Once a training ground of stone and sweat, it was now a gleaming stadium filled with holographic monsters, automated obstacles, and stands for spectators. Leon leaned against a shadowed pillar near the upper balcony, unseen. He watched as a young hunter stood in the center of the field, blade drawn, surrounded by summoned beasts.
The crowd roared as the youth danced between attacks with precise footwork and flashing steel. The boy was good fast, confident, and clearly groomed for attention. His hair was silver, armor custom-forged, and his movements… familiar.
Too familiar.
Leon narrowed his eyes.
"He's using my style."
Not perfectly. It was more rigid, more rehearsed. But the core of it the footwork, the angles, the flow between strikes was unmistakable. It was a variation of the Ashbourne Form, one Leon had developed in his early days as a hunter.
The announcer's voice echoed through the stadium:
"There it is! Another clean sweep by Vale Arven, the rising prodigy of the Guild! Rumors say he's already cleared a triple-A dungeon at just eighteen!"
The crowd cheered. Leon didn't move.
Vale Arven. A name he'd never heard before. But the boy's weapon an obsidian longsword trimmed with silver was too familiar. It wasn't identical to Leon's old blade… but it was inspired by it.
"Built on borrowed legacy," Leon muttered.
As the match ended and Vale raised his blade to the crowd, a guildmaster stepped onto the field. Leon recognized him Darius Vane, once a was his comrade, now clad in golden robes and speaking as if he ruled the continent.
Leon's eyes darkened.
Darius clapped the boy on the shoulder and turned to the audience.
"This is the future of our Guild!
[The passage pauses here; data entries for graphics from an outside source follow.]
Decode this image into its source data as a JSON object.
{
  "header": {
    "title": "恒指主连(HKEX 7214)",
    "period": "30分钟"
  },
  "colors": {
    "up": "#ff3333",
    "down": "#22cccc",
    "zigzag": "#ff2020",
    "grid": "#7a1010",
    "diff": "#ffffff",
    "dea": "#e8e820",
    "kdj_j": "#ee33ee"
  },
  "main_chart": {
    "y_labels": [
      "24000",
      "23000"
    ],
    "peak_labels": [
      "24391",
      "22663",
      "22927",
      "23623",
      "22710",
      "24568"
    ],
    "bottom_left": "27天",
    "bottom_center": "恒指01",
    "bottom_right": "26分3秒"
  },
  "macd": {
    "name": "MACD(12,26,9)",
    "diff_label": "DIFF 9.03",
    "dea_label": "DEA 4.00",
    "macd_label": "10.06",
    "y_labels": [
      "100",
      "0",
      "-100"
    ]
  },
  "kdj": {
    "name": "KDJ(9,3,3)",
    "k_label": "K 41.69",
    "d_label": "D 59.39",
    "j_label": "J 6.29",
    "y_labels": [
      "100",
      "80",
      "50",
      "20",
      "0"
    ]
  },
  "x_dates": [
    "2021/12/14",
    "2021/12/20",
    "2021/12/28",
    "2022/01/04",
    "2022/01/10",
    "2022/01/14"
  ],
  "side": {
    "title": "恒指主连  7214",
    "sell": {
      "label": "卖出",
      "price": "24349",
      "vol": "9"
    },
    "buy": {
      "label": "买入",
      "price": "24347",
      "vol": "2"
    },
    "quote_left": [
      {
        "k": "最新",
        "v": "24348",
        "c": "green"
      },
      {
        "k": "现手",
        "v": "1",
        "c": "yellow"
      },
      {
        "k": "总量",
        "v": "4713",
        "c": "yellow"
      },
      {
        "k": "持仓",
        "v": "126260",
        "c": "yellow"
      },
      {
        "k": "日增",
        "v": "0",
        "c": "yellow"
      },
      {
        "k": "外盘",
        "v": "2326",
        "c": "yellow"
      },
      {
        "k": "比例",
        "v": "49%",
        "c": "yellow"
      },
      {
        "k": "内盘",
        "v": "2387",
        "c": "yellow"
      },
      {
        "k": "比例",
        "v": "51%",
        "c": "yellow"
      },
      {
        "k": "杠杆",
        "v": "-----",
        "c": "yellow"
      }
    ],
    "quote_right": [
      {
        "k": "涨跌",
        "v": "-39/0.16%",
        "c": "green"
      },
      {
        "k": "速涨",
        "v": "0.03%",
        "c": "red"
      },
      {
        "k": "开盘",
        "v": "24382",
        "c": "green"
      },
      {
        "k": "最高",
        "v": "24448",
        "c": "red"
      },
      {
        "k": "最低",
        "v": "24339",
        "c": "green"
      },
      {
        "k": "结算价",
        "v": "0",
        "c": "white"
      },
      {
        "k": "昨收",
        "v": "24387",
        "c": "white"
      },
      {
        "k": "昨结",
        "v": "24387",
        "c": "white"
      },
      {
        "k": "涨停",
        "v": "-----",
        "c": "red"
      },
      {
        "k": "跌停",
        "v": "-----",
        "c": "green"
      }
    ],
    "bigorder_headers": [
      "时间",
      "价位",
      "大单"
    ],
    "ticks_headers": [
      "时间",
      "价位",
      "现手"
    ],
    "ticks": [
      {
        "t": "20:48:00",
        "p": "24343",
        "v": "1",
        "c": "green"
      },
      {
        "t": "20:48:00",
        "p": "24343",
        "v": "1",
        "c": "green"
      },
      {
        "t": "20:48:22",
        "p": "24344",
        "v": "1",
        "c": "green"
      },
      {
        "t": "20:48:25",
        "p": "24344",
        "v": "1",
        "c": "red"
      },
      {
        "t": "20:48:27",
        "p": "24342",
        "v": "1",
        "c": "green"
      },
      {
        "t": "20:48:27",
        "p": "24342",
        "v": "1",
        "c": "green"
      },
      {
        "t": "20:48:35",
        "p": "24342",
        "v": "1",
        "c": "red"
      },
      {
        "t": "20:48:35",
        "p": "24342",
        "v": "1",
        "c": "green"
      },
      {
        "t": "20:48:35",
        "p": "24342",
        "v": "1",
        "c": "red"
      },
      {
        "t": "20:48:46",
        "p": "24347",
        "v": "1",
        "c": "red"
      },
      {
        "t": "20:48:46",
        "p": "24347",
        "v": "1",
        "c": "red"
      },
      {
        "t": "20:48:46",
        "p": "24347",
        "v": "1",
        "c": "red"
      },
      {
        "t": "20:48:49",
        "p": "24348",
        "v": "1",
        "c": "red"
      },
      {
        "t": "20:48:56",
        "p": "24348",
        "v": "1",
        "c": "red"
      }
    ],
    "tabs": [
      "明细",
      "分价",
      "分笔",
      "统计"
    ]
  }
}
A blade born from the teachings of our fallen heroes!"
Leon's hands curled into fists beneath his cloak.
"You mean the ones you betrayed."
He turned away, shadows hissing quietly at his back. The Guild had replaced him with a new face, new stories, a polished lie. But a blade no matter how sharp was still just steel in the wrong hands.
Let them cheer.
The real legend had returned. And soon, they'd remember what a true blade could do.